Yes, it is the every single unattached person's nightmare aside from a wedding.

That's right, It is Valentine's Day...again.

Recently, I am going to call him an acquaintance from high school, made contact with me and we began talking and just being friends.  He would text me in the morning when he got home from his job that was a grocery truck un-loader in Ferguson.

Now mind you he has issues....lots of them.

But I was just being a friend and listening ear.  I invited him to come visit, just to give him a chance to get out of Ferguson, and  to see Utah.  He won't commit, he has all kinds of excuses, but he continues to make the plans.  Finally when the deadline was coming to get the cheaper ticket, he gets a DUI.  (One of his issues.)  And of course I was not holding my breath because I was getting all kinds of stories.  And it was fine that he wasn't coming, because life in my house was getting ready to change.  So I went on with my life and continued to text and talk with him.

Then suddenly he grew quiet.  I tried texting him, calling him.
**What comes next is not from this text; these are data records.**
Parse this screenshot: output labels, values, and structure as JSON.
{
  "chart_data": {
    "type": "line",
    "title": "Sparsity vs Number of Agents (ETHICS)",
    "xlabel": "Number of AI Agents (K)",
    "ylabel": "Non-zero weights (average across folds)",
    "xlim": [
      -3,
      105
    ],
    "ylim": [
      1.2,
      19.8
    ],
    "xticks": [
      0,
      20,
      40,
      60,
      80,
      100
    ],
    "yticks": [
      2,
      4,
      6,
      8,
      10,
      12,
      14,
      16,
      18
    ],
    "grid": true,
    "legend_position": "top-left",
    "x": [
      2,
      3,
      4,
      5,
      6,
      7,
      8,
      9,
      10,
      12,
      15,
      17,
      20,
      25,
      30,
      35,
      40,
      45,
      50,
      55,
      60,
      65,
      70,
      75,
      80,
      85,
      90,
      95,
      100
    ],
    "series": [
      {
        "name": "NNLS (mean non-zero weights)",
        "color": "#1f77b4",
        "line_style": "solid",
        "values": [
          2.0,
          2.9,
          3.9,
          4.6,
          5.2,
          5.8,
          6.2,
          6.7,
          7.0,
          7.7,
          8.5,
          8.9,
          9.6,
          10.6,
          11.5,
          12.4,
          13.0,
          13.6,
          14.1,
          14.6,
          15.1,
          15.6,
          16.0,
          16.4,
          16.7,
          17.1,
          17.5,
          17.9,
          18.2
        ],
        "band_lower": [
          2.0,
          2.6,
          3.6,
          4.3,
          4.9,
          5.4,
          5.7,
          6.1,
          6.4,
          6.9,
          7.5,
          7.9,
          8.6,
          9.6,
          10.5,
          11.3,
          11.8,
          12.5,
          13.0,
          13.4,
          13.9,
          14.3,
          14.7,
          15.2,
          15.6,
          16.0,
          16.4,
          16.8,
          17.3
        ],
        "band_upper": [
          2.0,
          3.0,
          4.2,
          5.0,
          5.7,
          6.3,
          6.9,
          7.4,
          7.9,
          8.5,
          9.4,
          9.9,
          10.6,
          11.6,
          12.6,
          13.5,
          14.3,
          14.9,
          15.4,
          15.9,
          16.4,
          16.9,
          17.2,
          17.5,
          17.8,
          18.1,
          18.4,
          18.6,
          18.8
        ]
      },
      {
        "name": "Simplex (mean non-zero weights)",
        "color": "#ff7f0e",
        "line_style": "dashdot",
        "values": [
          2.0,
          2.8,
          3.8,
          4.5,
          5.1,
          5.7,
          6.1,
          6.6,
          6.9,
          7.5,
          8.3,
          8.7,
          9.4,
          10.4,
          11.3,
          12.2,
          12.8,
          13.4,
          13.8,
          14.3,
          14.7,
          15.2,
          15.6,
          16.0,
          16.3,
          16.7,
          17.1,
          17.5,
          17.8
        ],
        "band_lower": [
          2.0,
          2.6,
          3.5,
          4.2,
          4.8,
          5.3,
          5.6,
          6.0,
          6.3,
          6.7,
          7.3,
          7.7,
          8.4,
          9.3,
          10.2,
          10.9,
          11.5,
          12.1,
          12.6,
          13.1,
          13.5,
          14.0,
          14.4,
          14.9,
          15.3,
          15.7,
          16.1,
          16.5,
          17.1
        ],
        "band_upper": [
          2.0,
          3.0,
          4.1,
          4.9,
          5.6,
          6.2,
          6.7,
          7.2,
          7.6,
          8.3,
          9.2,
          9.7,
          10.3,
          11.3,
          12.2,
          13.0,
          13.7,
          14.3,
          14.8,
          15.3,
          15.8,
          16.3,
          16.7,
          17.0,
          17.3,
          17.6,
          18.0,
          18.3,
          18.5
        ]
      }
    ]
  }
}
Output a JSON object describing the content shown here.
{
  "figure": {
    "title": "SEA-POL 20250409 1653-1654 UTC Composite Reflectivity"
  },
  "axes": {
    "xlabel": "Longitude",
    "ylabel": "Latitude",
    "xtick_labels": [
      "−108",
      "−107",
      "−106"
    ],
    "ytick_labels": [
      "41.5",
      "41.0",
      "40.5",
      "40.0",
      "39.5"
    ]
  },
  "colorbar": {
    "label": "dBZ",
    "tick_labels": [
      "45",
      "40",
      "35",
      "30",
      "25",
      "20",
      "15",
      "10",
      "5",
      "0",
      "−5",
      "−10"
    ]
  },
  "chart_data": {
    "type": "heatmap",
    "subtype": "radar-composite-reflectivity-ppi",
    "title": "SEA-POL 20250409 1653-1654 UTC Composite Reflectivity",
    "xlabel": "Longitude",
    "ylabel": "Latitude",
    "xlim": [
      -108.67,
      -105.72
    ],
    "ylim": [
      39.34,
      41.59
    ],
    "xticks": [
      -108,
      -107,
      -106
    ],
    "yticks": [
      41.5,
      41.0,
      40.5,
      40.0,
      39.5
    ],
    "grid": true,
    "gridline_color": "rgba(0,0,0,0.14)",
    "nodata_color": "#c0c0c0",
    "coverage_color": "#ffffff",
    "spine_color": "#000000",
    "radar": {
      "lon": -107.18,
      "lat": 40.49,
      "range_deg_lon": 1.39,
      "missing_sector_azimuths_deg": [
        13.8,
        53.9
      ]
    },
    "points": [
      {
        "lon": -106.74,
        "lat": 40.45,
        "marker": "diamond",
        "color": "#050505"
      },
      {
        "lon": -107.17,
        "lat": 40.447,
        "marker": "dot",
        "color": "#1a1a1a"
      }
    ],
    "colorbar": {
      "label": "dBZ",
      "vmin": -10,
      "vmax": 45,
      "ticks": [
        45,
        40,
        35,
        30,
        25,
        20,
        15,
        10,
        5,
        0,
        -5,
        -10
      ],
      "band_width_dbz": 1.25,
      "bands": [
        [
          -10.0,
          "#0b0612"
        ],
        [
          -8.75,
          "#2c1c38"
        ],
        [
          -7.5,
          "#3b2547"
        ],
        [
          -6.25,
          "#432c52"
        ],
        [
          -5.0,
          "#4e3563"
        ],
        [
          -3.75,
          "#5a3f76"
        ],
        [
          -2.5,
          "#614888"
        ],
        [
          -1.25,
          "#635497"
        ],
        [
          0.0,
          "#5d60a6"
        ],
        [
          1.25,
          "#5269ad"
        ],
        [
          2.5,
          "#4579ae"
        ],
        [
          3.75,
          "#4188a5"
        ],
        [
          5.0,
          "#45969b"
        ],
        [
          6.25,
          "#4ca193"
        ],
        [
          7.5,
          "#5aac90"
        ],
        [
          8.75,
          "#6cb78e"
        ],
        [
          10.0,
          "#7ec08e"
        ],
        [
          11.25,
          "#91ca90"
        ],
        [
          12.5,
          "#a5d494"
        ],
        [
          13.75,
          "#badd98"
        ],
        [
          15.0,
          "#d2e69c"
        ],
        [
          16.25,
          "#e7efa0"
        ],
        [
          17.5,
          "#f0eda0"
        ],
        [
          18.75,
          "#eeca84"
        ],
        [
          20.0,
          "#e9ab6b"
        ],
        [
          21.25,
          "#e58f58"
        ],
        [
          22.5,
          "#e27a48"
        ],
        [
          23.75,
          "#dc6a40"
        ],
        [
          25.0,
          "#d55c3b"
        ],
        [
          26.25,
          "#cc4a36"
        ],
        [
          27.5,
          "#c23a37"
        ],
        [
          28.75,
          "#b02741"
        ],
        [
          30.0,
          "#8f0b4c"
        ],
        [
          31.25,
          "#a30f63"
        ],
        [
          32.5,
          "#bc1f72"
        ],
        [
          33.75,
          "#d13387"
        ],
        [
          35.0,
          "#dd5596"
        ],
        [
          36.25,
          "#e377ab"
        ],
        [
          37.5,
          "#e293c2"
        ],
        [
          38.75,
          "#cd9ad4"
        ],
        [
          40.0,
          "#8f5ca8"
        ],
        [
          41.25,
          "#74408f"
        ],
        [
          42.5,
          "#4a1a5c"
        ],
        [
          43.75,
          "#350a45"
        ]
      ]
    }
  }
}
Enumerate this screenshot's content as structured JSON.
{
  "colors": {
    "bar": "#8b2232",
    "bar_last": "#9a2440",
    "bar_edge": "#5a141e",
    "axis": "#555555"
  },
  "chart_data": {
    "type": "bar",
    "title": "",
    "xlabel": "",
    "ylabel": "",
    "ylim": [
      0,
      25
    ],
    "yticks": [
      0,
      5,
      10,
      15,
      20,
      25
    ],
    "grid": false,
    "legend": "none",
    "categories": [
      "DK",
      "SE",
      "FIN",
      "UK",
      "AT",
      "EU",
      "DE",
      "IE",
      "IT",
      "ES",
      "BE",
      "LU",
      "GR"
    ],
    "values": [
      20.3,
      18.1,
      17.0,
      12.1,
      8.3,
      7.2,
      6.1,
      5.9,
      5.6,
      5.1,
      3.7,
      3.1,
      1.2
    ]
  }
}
But not one answer.  I tried once a week.

And then on Tuesday afternoon, I get a text from him that says "Leave me alone, don't talk to me or contact me again. I am in a serious relationship."  Of course my response was from shock, "What the hell did I do, FRIEND?"  He says "Just leave me alone and don't contact me again. I'm sorry"  Now I am pissed.  So I tell him to F off and "I sure hope she can deal with your self pity drunkenness." He thinks he can get me by saying " F you. I hope you eat yourself as big as a blimp."  I laugh, this does not bother me in the least bit.  Me: " That didn't hurt.  At least I know how to live." And then the girlfriend steps in and I just wish her luck.

Because she is going to need it.

He has wallowed in self-pity, drunkenness, I-am-the-victim mentality since his wife left him over 10 years ago.  He hasn't had any kind of significant relationship since that time. He hasn't improved his life in any way.  I guess he should go eat worms.... oops sorry, my dad would sing that to us, when we were little ans whining about nobody liking us.

I have worked hard over the years to change myself. To be happy with the hand I am holding right now, but I am always drawing new cards.  It is not easy, believe me.  I still have my days.  I am facing a hard hand now on the eve of my next birthday.

Valentine's Day is STUPID!

I don't need Valentine' day to know I am special or that I matter in someone's life.  I see it everyday when one of my students understands the concept I just taught them, or when my little dogs all run to my room, knowing it is time for snuggling in bed.  Or when my nephews and niece run and greet me as I walk in the door.

I don't need Valentine's day let someone know I love them.   I let them know everyday of the year.  Its by the little things that we do for each other.

And I DON'T NEED a man.

I never said I didn't want one....LOL!


So my many readers (lol)  Happy Single's Day!!!